因此，本研究基於衛星影像時間序列的概念，透過Taiwan Data Cube平台進行衛星影像的高效率雲端計算應用，建立一個長期且大範圍的環境敏感地監測模型，並對各張影像進行常態化差異植生指標(NDVI)的計算以及最大似然分類法，再由該兩種結果組成一個新的判釋立方體，其中各時期影像中的每個像素都會含有一個NDVI值與一個土地使用的種類，藉此特性，即能以時間和空間兩個面向對該環境敏感地區進行分析探討。在時間面向中，可以針對每一時期各種類的NDVI值進行描述性統計，觀察出該地環境的長期趨勢與變化；在空間面向中，則可以統計各種類和NDVI值高低的像素數量進行比較，找出崩塌地識別之門檻值，並將不同時期之NDVI結果進行影像差分法，找到新生崩塌地的面積變化以及位置。
本研究以高雄市六龜區及南橫公路上的梅山明隧道作為試驗區，蒐集「Formosat 2」和「Landsat 8」資料集中的影像進行分析。六龜區的分析結果顯示，2007到2009年及2014年間該區的新生崩塌面積明顯上升，而在空間分布中可以發現，該區崩塌位置主要分布在荖濃溪及其支流兩側。在梅山明隧道的時間分析中則明顯呈現2008到2009年及2016到2017年期間的新生崩塌面積高於其他時間，尤其2016到2017年的新生崩塌面積更將近20公頃，而該範圍之崩塌空間分布則是從原本的河道兩側轉變到明隧道上方坡地。因此，經由衛星影像時間序列的建立，可以用來解析目標位置時空上的變化，讓地理空間資訊的應用更加全面。

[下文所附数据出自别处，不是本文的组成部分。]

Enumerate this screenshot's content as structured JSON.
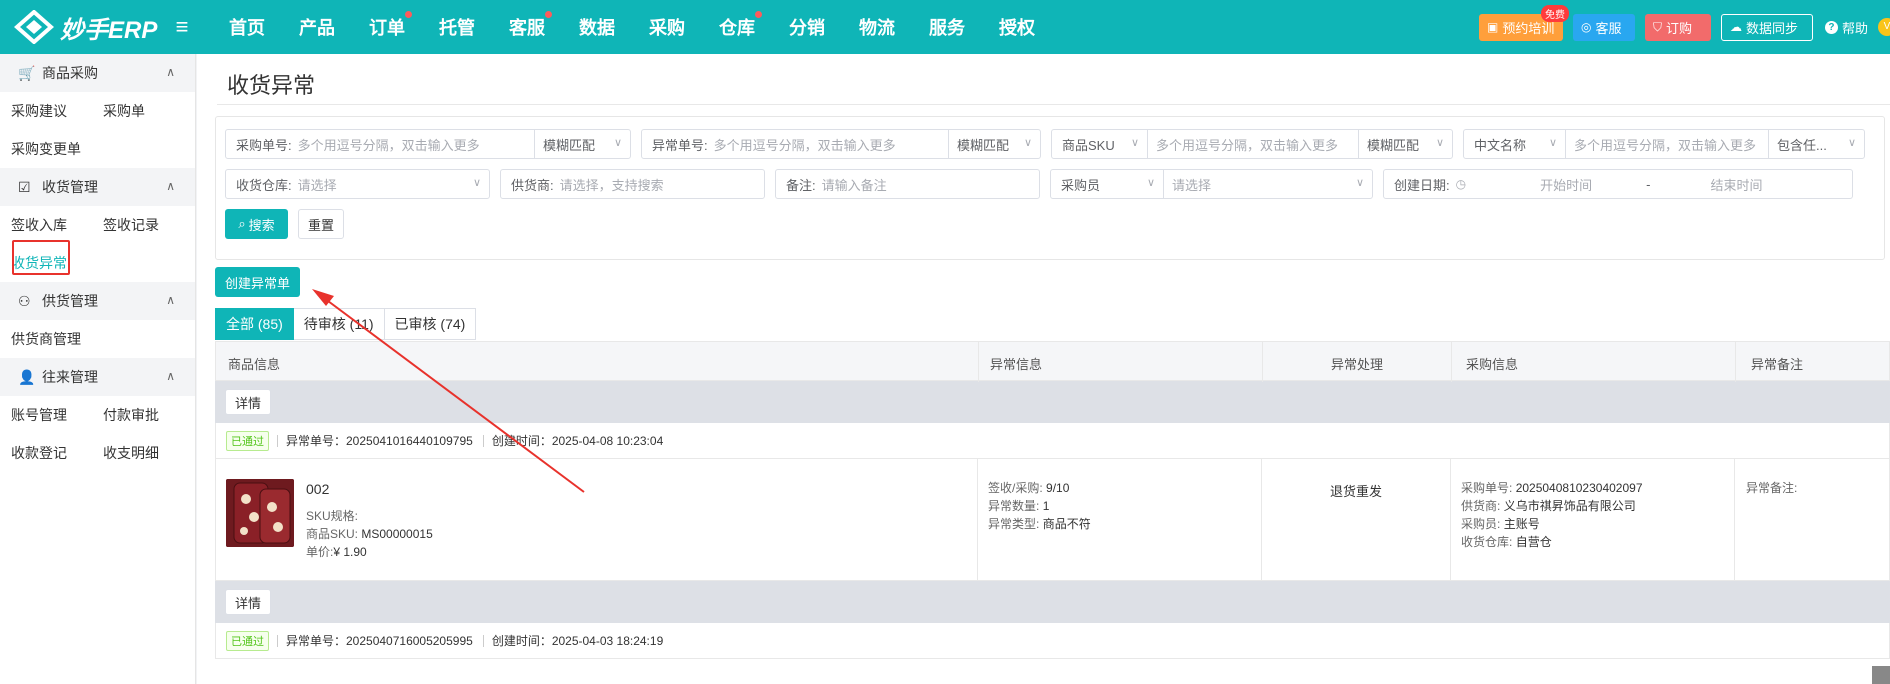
{
  "app": {
    "logo_text": "妙手ERP"
  },
  "nav": {
    "items": [
      {
        "label": "首页",
        "dot": false
      },
      {
        "label": "产品",
        "dot": false
      },
      {
        "label": "订单",
        "dot": true
      },
      {
        "label": "托管",
        "dot": false
      },
      {
        "label": "客服",
        "dot": true
      },
      {
        "label": "数据",
        "dot": false
      },
      {
        "label": "采购",
        "dot": false
      },
      {
        "label": "仓库",
        "dot": true
      },
      {
        "label": "分销",
        "dot": false
      },
      {
        "label": "物流",
        "dot": false
      },
      {
        "label": "服务",
        "dot": false
      },
      {
        "label": "授权",
        "dot": false
      }
    ],
    "training_label": "预约培训",
    "training_badge": "免费",
    "service_label": "客服",
    "order_label": "订购",
    "sync_label": "数据同步",
    "help_label": "帮助",
    "avatar_letter": "V"
  },
  "sidebar": {
    "groups": [
      {
        "title": "商品采购",
        "icon": "cart-icon",
        "links": [
          [
            "采购建议",
            "采购单"
          ],
          [
            "采购变更单"
          ]
        ]
      },
      {
        "title": "收货管理",
        "icon": "checklist-icon",
        "links": [
          [
            "签收入库",
            "签收记录"
          ],
          [
            "收货异常"
          ]
        ]
      },
      {
        "title": "供货管理",
        "icon": "supplier-icon",
        "links": [
          [
            "供货商管理"
          ]
        ]
      },
      {
        "title": "往来管理",
        "icon": "user-icon",
        "links": [
          [
            "账号管理",
            "付款审批"
          ],
          [
            "收款登记",
            "收支明细"
          ]
        ]
      }
    ]
  },
  "page": {
    "title": "收货异常"
  },
  "filters": {
    "purchase_no_label": "采购单号:",
    "purchase_no_placeholder": "多个用逗号分隔，双击输入更多",
    "match1": "模糊匹配",
    "exception_no_label": "异常单号:",
    "exception_no_placeholder": "多个用逗号分隔，双击输入更多",
    "match2": "模糊匹配",
    "sku_select": "商品SKU",
    "sku_placeholder": "多个用逗号分隔，双击输入更多",
    "match3": "模糊匹配",
    "cn_name_select": "中文名称",
    "cn_name_placeholder": "多个用逗号分隔，双击输入更多",
    "match4": "包含任...",
    "warehouse_label": "收货仓库:",
    "warehouse_placeholder": "请选择",
    "supplier_label": "供货商:",
    "supplier_placeholder": "请选择，支持搜索",
    "remark_label": "备注:",
    "remark_placeholder": "请输入备注",
    "buyer_select": "采购员",
    "buyer_placeholder": "请选择",
    "date_label": "创建日期:",
    "date_start": "开始时间",
    "date_sep": "-",
    "date_end": "结束时间",
    "search_label": "搜索",
    "reset_label": "重置"
  },
  "actions": {
    "create_label": "创建异常单"
  },
  "tabs": [
    {
      "label": "全部 (85)",
      "active": true
    },
    {
      "label": "待审核 (11)",
      "active": false
    },
    {
      "label": "已审核 (74)",
      "active": false
    }
  ],
  "table": {
    "headers": [
      "商品信息",
      "异常信息",
      "异常处理",
      "采购信息",
      "异常备注"
    ],
    "detail_label": "详情",
    "rows": [
      {
        "status": "已通过",
        "exception_no": "异常单号：2025041016440109795",
        "created": "创建时间：2025-04-08 10:23:04",
        "product_name": "002",
        "sku_spec_label": "SKU规格:",
        "sku_label": "商品SKU:",
        "sku_value": "MS00000015",
        "price_label": "单价:",
        "price_value": "¥ 1.90",
        "recv_label": "签收/采购:",
        "recv_value": "9/10",
        "qty_label": "异常数量:",
        "qty_value": "1",
        "type_label": "异常类型:",
        "type_value": "商品不符",
        "handling": "退货重发",
        "po_label": "采购单号:",
        "po_value": "2025040810230402097",
        "supplier_label": "供货商:",
        "supplier_value": "义乌市祺昇饰品有限公司",
        "buyer_label": "采购员:",
        "buyer_value": "主账号",
        "wh_label": "收货仓库:",
        "wh_value": "自营仓",
        "remark_label": "异常备注:"
      },
      {
        "status": "已通过",
        "exception_no": "异常单号：2025040716005205995",
        "created": "创建时间：2025-04-03 18:24:19"
      }
    ]
  },
  "colors": {
    "primary": "#0fb5b7",
    "annotation": "#e8322c"
  }
}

Taiwan is a mountainous island surrounded by sea. Due to geographical and geological factors, typhoons hit Taiwan frequently. It may cause serious disasters, so monitoring the condition of landslide area is critical. Therefore, the purpose of this study is to establish a long-term monitoring model that can be used to find out both temporal and spatial change. To achieve our goal, a satellite image time series (SITS) is built by using Taiwan Data Cube (TWDC), a highly effictive cloud computing platform. The normalized difference vegetation index (NDVI) and maximum likelihood classification (MLC) are then calculated pixel by pixel on these satellite images, respectively. Finally, descriptive statistics and quantity statistics are used in the interpretation cube to analyze the temporal and spatial characteristics of the geologically sensitive area. This study selects “Liouguei District” and “Meishan open-cut tunnel” as the regions of interest. The result demonstrates that NDVI changes in each category over time can be detected for the temporal analysis. The identification standard, area and location of new landslide can also be found for the spatial analysis.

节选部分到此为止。